- Supreme Court of the United States

Argued October 11, 2016 Decided March 6, 2017
- Full case name: Miguel Angel Peña-Rodriguez, Petitioner v. State of Colorado
- Docket no.: 15-606
- Citations: 580 U.S. 206 (more) 137 S. Ct. 855; 197 L. Ed. 2d 107
- Opinion announcement: Opinion announcement

Case history
- Prior: Pena-Rodriguez v. People, 2015 CO 31, 350 P.3d 287; cert. granted, 136 S. Ct. 1513 (2016).

Holding
- The Sixth Amendment requires an exception to the no-impeachment rule when a juror makes a clear statement indicating reliance on racial stereotypes or animus to convict a criminal defendant.

Court membership
- Chief Justice John Roberts Associate Justices Anthony Kennedy · Clarence Thomas Ruth Bader Ginsburg · Stephen Breyer Samuel Alito · Sonia Sotomayor Elena Kagan

Case opinions
- Majority: Kennedy, joined by Ginsburg, Breyer, Sotomayor, Kagan
- Dissent: Thomas
- Dissent: Alito, joined by Roberts, Thomas

Laws applied
- U.S. Const. Amend. VI

= Peña-Rodriguez v. Colorado =

Peña-Rodriguez v. Colorado, 580 U.S. 206 (2017), was a United States Supreme Court decision holding that the Sixth Amendment requires a racial bias exception to the no-impeachment rule. According to two jurors, a third juror made a number of biased statements about the defendant's Mexican ethnicity, stating, "I think he did it because he’s Mexican and Mexican men take whatever they want." In a 5–3 vote, the Court held that, notwithstanding a state evidentiary rule, the trial court must be permitted to consider the two jurors' testimony.

==Background==
The case involved Miguel Angel Peña-Rodriguez, a Colorado man accused of sexually assaulting two teenage girls in a restroom. During jury deliberations, Juror H.C. allegedly made a number of racially biased comments, stating, "Mexican men had a bravado that caused them to believe they could do whatever they wanted with women," and "nine times out of ten Mexican men were guilty of being aggressive toward women and young girls." Juror H.C. also stated that the defendant's alibi witness was not credible because the witness was "an illegal." The jury found Peña-Rodriguez guilty of unlawful sexual contact and harassment, but after the jury was discharged, two jurors, M.M. and L.T., remained to speak with defense counsel in private. Both signed affidavits describing H.C.'s remarks.

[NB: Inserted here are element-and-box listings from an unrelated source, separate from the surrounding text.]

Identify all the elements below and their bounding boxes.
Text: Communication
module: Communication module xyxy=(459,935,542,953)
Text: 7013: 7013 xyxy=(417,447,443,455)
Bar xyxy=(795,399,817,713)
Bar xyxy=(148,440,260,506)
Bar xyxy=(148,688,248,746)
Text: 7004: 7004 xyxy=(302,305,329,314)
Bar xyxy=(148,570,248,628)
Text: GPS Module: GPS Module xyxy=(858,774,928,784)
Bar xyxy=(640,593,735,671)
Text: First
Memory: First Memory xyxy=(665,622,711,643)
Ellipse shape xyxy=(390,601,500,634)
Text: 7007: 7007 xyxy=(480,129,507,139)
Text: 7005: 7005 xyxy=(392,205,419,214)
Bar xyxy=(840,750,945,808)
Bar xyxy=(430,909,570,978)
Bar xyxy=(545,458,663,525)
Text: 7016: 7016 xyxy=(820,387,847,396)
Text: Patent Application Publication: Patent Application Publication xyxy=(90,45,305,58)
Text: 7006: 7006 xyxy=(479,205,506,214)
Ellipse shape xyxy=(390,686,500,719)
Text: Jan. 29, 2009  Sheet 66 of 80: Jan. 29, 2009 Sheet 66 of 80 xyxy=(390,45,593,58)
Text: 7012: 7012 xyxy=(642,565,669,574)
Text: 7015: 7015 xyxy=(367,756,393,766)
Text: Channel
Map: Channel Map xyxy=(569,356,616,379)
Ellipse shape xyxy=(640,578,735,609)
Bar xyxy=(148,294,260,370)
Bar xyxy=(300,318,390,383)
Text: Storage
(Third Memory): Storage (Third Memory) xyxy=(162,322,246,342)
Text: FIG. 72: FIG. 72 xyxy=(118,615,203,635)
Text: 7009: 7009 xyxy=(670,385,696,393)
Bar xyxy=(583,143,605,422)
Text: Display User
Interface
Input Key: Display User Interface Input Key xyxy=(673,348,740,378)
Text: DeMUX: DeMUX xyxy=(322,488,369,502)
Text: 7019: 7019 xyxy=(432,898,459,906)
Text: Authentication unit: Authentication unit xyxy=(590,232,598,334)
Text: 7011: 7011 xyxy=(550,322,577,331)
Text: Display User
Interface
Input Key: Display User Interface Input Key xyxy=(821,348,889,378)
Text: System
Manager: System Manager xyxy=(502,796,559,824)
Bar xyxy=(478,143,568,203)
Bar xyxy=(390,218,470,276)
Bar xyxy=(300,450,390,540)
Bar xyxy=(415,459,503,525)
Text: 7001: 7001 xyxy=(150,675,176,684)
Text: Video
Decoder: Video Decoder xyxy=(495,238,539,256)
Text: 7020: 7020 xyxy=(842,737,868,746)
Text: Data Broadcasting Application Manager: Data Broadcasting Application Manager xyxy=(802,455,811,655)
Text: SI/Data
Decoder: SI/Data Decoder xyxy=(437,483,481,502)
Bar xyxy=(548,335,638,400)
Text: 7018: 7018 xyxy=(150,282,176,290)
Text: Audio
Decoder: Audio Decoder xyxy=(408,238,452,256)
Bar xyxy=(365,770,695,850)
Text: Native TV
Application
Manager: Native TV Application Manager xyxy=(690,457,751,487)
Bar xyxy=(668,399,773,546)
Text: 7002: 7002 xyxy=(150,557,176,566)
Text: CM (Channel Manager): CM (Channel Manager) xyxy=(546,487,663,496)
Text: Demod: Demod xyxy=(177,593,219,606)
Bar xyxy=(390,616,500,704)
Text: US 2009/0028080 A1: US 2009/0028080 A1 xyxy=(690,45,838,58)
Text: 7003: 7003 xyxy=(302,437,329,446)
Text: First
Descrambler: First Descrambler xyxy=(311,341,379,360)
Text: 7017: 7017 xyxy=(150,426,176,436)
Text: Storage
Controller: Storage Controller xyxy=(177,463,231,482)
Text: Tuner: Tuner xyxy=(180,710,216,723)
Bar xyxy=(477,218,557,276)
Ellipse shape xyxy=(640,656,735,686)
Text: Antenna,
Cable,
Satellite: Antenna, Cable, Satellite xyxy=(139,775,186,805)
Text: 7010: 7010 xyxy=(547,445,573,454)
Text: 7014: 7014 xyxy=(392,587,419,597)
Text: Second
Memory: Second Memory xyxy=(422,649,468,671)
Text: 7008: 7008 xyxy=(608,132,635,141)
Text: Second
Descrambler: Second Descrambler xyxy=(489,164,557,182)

On October 11, 2016, oral arguments were heard, where Professor Jeffrey L. Fisher appeared for the accused, the Colorado Solicitor General appeared for that state, and an assistant to the U.S. Solicitor General appeared as amicus curiae in support of the state.

==Opinion of the Court==
On March 6, 2017, the Supreme Court delivered judgment in favor of the accused, voting 5–3 to reverse and remand to the state court. Justice Anthony Kennedy authored the majority opinion.